Musieli ściszyć podczas senasu(a przynajmniej zniszczyć ilość basów, tak wynika z mojego wrażenia), bo 8 osób(+ ja 9) wychodziło do toalet. Ja poszedłęm tylko po to, żeby trochę pooddychać. Dobrze, że w filmie przeważają dialogi. Oby na "Batmanie" nie było tak głośno, bo gdy muzyka osiągnęła w zwiastunie maksymalną głośność myślałem, że brzuch mi pęka.
Jakiś multipleks czy normalne kino. U mnie w CC nigdy nie ma z niczym większych problemów w odróżnieniu od Multikina.
U mnie w multikinie było idealnie :) Więc pozostaje mi tylko współczuć Tobie złego nagłośnienia. Masz rację jak film jest za głośno to aż człowieka wewnątrz skręca.

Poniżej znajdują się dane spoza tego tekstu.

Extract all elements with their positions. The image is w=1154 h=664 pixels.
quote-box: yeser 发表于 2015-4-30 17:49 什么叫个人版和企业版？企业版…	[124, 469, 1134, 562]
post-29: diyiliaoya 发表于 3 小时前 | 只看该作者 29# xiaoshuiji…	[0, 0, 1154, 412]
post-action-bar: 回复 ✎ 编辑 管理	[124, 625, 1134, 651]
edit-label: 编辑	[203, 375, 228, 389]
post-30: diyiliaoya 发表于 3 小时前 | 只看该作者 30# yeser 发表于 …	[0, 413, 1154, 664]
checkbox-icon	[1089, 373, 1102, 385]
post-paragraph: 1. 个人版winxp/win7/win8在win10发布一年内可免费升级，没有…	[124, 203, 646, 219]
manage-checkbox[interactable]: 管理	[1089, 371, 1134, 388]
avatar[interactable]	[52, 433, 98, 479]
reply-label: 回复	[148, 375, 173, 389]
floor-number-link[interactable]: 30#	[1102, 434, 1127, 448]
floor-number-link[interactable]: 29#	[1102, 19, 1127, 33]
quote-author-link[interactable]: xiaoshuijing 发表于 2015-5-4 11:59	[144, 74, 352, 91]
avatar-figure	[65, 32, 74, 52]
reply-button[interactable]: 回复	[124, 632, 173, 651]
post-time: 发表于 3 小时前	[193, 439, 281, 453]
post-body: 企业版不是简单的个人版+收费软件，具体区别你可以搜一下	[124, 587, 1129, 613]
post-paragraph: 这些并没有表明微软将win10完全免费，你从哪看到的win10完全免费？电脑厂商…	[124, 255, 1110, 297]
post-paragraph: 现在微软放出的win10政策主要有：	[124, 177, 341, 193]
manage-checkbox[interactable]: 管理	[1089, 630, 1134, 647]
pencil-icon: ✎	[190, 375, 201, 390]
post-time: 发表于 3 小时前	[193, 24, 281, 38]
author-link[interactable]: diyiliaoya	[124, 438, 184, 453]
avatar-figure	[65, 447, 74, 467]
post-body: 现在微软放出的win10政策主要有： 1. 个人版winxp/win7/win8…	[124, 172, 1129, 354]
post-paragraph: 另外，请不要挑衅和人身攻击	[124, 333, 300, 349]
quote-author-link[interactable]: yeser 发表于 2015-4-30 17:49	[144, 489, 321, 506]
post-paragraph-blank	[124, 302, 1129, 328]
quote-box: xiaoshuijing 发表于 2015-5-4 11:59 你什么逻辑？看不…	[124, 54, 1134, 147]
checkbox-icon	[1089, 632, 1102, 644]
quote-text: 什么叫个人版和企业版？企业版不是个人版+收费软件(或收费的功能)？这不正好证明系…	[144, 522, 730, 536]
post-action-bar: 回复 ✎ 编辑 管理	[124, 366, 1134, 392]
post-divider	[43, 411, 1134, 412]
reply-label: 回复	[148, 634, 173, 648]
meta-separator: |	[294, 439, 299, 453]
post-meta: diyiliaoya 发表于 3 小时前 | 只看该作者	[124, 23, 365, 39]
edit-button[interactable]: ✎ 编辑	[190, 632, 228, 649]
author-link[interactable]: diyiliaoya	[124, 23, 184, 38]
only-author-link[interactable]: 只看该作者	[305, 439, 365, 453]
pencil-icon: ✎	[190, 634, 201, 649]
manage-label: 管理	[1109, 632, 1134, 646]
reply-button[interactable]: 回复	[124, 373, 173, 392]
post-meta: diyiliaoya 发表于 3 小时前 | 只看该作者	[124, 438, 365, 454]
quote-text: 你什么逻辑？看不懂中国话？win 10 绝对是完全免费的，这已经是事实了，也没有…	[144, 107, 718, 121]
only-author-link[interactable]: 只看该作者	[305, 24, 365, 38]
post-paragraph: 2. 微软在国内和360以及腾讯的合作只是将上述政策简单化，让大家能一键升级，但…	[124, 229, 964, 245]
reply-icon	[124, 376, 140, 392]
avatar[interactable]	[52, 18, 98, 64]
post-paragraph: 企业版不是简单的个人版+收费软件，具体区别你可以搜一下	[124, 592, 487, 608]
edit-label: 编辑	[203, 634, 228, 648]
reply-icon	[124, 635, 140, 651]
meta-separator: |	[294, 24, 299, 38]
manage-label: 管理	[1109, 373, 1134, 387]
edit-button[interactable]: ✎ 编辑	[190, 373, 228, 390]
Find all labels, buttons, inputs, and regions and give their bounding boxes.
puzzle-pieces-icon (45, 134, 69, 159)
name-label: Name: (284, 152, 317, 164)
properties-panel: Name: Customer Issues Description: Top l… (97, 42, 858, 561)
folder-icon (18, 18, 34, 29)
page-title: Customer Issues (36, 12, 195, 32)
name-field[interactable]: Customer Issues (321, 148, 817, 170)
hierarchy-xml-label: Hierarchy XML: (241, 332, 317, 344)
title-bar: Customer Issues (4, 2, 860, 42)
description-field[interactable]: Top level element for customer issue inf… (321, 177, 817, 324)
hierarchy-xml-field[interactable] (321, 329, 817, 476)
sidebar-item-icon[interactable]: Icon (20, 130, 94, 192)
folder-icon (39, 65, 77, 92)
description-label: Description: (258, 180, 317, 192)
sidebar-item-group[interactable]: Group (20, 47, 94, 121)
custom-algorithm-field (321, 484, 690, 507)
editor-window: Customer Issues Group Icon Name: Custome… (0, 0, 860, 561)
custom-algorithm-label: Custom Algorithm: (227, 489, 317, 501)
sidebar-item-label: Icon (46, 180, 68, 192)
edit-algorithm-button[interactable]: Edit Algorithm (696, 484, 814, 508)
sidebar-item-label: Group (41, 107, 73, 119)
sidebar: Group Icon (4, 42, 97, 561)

Edit: O Boże, sorkaa.. Ja przeczytałam "Przeginają z nagością" i przeczytałam początek Twojego wpisu, ale jak zobaczyłam co piszesz to nie dowierzałam, zdziwiłam się strasznie, pogubiłam i nie wiedziałam o co Ci chodzi, aż nie spojrzałam ponownie na tytuł tematu.. ale nieogar :P Spać mi się chce to dlatego takiego strzeliłam ekhem ekhem.. klopsika ^^
Edit2: Dobra, nikt chyba nie zauważył więc nie będzie ze mnie śmichu - chichu ;P ^^
U mnie w kinie też było głośno nieraz takie basy że aż w środku się trzęsło ale mi to nie przeszkadzało dziś idę jeszcze na seans z dubbingiem na 17:30 i przekonam się na własne uczy jak wyszedł.